Moreover, as with most other things, when it comes to your free time, or disposable time as I prefer to call it, scarcity increases value. The less disposable time you have, the more precious it becomes, the more valuable it becomes. Think about it in extremes. If you had no disposable time (free time to do with what you wish), you would not be able to sleep at your own discretion (this is unfortunately a reality for some people who work long hour jobs or multiple jobs including night shifts). As such, most people would demand more money in exchange for working their 16th, 17th, and 18th hour of the day than the 4th, 5th, and 6th. They probably have at least six hours set aside to work anyway and will take what they can get in terms of income in exchange for that time. The 16th, 17th, and 18th hours on the other hand cut into the human necessity of sleep and for that reason they are very valuable. The same goes for the less extreme hours in between. There must be a gradual increase in the value of every hour between those two ranges of hours. The less disposable time you have, the more important are the things you have to cut for work such as time for meals with family or friends, time to go to the gym, time to read a book or watch TV, and time to just relax or enjoy your weekends.
Of course, this point about considering income per hour rather than annual salary cannot be considered in a vacuum because there are a host of other related factors that are also important in making decisions around what to do for money.
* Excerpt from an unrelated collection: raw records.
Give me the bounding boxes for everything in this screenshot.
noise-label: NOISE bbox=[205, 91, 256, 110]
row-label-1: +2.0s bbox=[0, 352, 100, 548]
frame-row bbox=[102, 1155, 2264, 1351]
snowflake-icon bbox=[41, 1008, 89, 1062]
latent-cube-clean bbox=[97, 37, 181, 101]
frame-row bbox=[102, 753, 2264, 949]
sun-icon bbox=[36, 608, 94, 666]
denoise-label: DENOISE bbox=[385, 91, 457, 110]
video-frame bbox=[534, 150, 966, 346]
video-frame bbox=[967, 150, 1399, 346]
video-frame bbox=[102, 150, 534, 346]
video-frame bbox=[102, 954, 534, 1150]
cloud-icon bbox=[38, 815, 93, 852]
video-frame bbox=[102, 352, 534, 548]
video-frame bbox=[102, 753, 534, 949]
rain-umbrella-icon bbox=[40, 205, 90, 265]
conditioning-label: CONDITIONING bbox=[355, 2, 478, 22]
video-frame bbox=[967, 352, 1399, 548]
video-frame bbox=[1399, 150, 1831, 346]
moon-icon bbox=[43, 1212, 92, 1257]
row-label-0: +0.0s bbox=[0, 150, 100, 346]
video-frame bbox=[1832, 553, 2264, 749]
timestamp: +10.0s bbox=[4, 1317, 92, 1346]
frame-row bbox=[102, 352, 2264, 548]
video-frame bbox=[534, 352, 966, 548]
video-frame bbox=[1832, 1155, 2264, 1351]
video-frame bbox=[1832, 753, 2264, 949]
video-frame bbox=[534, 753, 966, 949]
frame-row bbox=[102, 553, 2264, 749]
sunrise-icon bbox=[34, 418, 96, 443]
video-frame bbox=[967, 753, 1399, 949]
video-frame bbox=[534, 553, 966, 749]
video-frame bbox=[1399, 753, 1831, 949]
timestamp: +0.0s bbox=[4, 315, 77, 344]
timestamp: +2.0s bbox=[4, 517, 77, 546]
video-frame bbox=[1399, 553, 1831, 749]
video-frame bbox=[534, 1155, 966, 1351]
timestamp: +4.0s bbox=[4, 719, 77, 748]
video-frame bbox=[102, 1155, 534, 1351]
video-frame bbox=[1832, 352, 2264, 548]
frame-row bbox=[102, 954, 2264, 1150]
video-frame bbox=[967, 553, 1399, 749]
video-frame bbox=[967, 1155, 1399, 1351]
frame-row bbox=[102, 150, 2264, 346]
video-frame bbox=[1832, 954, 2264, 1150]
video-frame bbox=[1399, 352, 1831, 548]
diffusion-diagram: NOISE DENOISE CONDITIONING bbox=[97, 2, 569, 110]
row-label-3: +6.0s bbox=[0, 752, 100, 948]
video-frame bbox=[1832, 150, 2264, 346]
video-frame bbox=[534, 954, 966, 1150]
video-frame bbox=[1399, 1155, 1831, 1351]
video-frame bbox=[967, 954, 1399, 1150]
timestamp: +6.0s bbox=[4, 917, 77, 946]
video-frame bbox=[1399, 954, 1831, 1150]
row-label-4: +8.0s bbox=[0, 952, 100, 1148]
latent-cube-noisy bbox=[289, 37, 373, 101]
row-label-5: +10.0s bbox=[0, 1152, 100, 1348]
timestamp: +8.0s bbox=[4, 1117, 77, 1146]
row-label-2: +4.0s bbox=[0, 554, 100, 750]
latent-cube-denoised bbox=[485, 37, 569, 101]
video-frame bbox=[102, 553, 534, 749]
For example, if the day to day composition of your work includes a number of tasks, practices and activities that you like or even love doing or that you might be doing anyway if you had the freedom to choose what to do with your time, then you should be willing to accept less income in exchange for your time because there is less of a difference in the enjoyment or utility of what you have to do for that income versus what you might otherwise be doing.
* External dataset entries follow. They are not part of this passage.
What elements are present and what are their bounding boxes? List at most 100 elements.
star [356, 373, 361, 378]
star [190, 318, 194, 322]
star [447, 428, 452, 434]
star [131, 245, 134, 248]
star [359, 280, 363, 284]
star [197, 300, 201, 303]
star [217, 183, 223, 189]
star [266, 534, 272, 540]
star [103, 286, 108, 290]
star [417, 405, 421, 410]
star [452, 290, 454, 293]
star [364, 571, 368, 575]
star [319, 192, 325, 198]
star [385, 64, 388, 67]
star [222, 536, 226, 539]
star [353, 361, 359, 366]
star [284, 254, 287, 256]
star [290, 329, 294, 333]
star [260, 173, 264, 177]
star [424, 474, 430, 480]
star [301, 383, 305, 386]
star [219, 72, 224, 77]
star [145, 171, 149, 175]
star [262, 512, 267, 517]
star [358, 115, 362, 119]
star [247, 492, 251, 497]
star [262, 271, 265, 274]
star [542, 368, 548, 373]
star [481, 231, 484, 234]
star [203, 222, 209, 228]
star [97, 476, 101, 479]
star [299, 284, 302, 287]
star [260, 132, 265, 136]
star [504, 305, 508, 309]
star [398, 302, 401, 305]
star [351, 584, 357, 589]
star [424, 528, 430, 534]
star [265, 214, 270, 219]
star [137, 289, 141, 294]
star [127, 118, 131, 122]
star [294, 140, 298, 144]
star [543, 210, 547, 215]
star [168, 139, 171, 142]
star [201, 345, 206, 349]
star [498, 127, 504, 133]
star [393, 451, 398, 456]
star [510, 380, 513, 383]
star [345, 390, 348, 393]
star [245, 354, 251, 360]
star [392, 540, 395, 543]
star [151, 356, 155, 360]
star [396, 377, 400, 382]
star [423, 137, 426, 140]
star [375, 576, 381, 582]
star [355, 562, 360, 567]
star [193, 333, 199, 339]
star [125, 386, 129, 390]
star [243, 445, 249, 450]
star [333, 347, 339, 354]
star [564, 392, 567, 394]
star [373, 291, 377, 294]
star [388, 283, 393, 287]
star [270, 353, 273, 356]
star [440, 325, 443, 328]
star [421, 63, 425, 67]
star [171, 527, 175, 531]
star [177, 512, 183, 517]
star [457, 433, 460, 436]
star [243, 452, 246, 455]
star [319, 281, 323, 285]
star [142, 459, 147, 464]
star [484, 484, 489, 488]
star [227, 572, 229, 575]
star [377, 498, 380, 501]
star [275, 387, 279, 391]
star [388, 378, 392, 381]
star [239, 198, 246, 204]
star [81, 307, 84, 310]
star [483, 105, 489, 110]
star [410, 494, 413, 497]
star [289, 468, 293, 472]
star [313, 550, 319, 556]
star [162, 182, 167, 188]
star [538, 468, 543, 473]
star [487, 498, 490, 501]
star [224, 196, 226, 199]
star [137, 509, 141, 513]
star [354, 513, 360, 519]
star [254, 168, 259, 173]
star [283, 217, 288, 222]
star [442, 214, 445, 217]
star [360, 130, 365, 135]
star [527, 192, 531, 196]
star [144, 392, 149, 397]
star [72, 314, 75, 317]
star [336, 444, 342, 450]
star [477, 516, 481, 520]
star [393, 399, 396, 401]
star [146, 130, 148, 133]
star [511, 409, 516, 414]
Once in a while you hear people who love their jobs say things like "I feel like I have never worked a day in my life" or "If money was not a thing, I would be doing exactly the same work that I am doing now". Those people are mostly outliers and exceptions for now, but the optimist in me convinces the pragmatist that one day in the not too distant future it will become much more common as more menial tasks become automated and some form(s) of universal basic income increasingly provides people with more disposable income/time to live their lives as they please. In the meantime, most of us will continue to feel that we have to make some sort of trade off involving time for money. I suggest that we think about that trade-off in terms of hours as opposed to years. Forget salary.